7.       MISCELLANEOUS.

         7.1      EFFECTIVE DATE; TERM OF PLAN.

                  The Plan has been approved by the Board and by the Company's
stockholders, and shall be effective as of the date of Board approval (the
"Effective Date"). The Plan shall continue in effect until ten years after the
date it was approved by the Company's stockholders.

         7.2      AMENDMENT, SUSPENSION OR TERMINATION OF THE PLAN.

                  The Plan may be wholly or partially amended or otherwise
modified, suspended or terminated at any time or from time to time by the Board.
Neither the amendment, suspension nor termination of the Plan shall, without the
consent of an Optionee, alter or impair any rights or obligations under any
option theretofore granted.

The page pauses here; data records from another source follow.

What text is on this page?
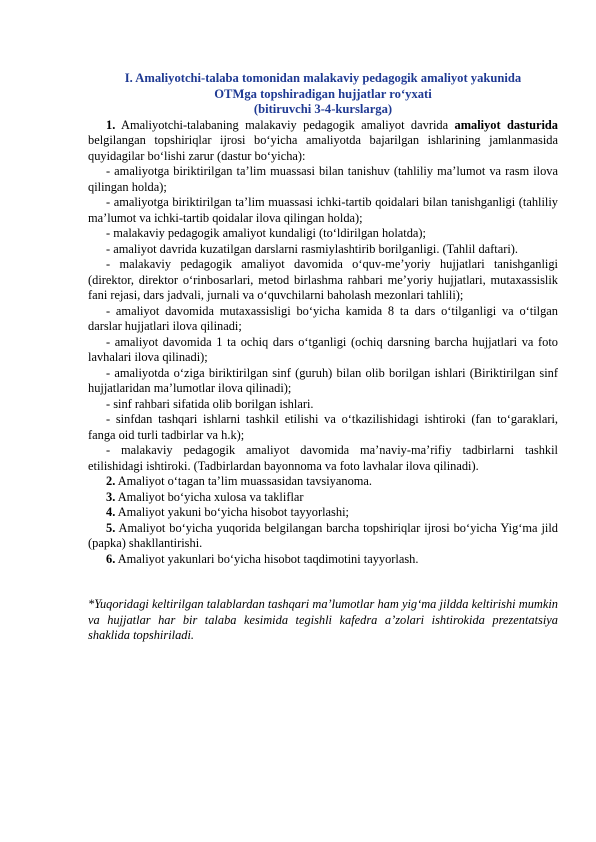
I. Amaliyotchi-talaba tomonidan malakaviy pedagogik amaliyot yakunida
OTMga topshiradigan hujjatlar ro‘yxati
(bitiruvchi 3-4-kurslarga)

1. Amaliyotchi-talabaning malakaviy pedagogik amaliyot davrida amaliyot dasturida belgilangan topshiriqlar ijrosi bo‘yicha amaliyotda bajarilgan ishlarining jamlanmasida quyidagilar bo‘lishi zarur (dastur bo‘yicha):

- amaliyotga biriktirilgan ta’lim muassasi bilan tanishuv (tahliliy ma’lumot va rasm ilova qilingan holda);

- amaliyotga biriktirilgan ta’lim muassasi ichki-tartib qoidalari bilan tanishganligi (tahliliy ma’lumot va ichki-tartib qoidalar ilova qilingan holda);

- malakaviy pedagogik amaliyot kundaligi (to‘ldirilgan holatda);

- amaliyot davrida kuzatilgan darslarni rasmiylashtirib borilganligi. (Tahlil daftari).

- malakaviy pedagogik amaliyot davomida o‘quv-me’yoriy hujjatlari tanishganligi (direktor, direktor o‘rinbosarlari, metod birlashma rahbari me’yoriy hujjatlari, mutaxassislik fani rejasi, dars jadvali, jurnali va o‘quvchilarni baholash mezonlari tahlili);

- amaliyot davomida mutaxassisligi bo‘yicha kamida 8 ta dars o‘tilganligi va o‘tilgan darslar hujjatlari ilova qilinadi;

- amaliyot davomida 1 ta ochiq dars o‘tganligi (ochiq darsning barcha hujjatlari va foto lavhalari ilova qilinadi);

- amaliyotda o‘ziga biriktirilgan sinf (guruh) bilan olib borilgan ishlari (Biriktirilgan sinf hujjatlaridan ma’lumotlar ilova qilinadi);

- sinf rahbari sifatida olib borilgan ishlari.

- sinfdan tashqari ishlarni tashkil etilishi va o‘tkazilishidagi ishtiroki (fan to‘garaklari, fanga oid turli tadbirlar va h.k);

- malakaviy pedagogik amaliyot davomida ma’naviy-ma’rifiy tadbirlarni tashkil etilishidagi ishtiroki. (Tadbirlardan bayonnoma va foto lavhalar ilova qilinadi).

2. Amaliyot o‘tagan ta’lim muassasidan tavsiyanoma.

3. Amaliyot bo‘yicha xulosa va takliflar

4. Amaliyot yakuni bo‘yicha hisobot tayyorlashi;

5. Amaliyot bo‘yicha yuqorida belgilangan barcha topshiriqlar ijrosi bo‘yicha Yig‘ma jild (papka) shakllantirishi.

6. Amaliyot yakunlari bo‘yicha hisobot taqdimotini tayyorlash.

*Yuqoridagi keltirilgan talablardan tashqari ma’lumotlar ham yig‘ma jildda keltirishi mumkin va hujjatlar har bir talaba kesimida tegishli kafedra a’zolari ishtirokida prezentatsiya shaklida topshiriladi.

No Options may be granted during any period of
suspension nor after termination of the Plan, and in no event may any Options be
granted under the Plan after September 30, 2009.

         7.3      AMENDMENT OF OPTION.

                  The Committee may amend, modify or terminate any outstanding
Option with the Optionee's consent at any time prior to payment or exercise in
any manner not inconsistent with the terms of the Plan, including without
limitation, (a) to change the date or dates as of which an Option becomes
exercisable or Restricted Shares become vested, or (b) to cancel and reissue an
Option under such different terms and conditions as it determines appropriate.

         7.4      NO RIGHTS AS STOCKHOLDER.

                  No holder of an Option shall be deemed to be or to have the
rights and privileges of an owner of Shares unless and until certificates
representing such Shares have been issued to such holder.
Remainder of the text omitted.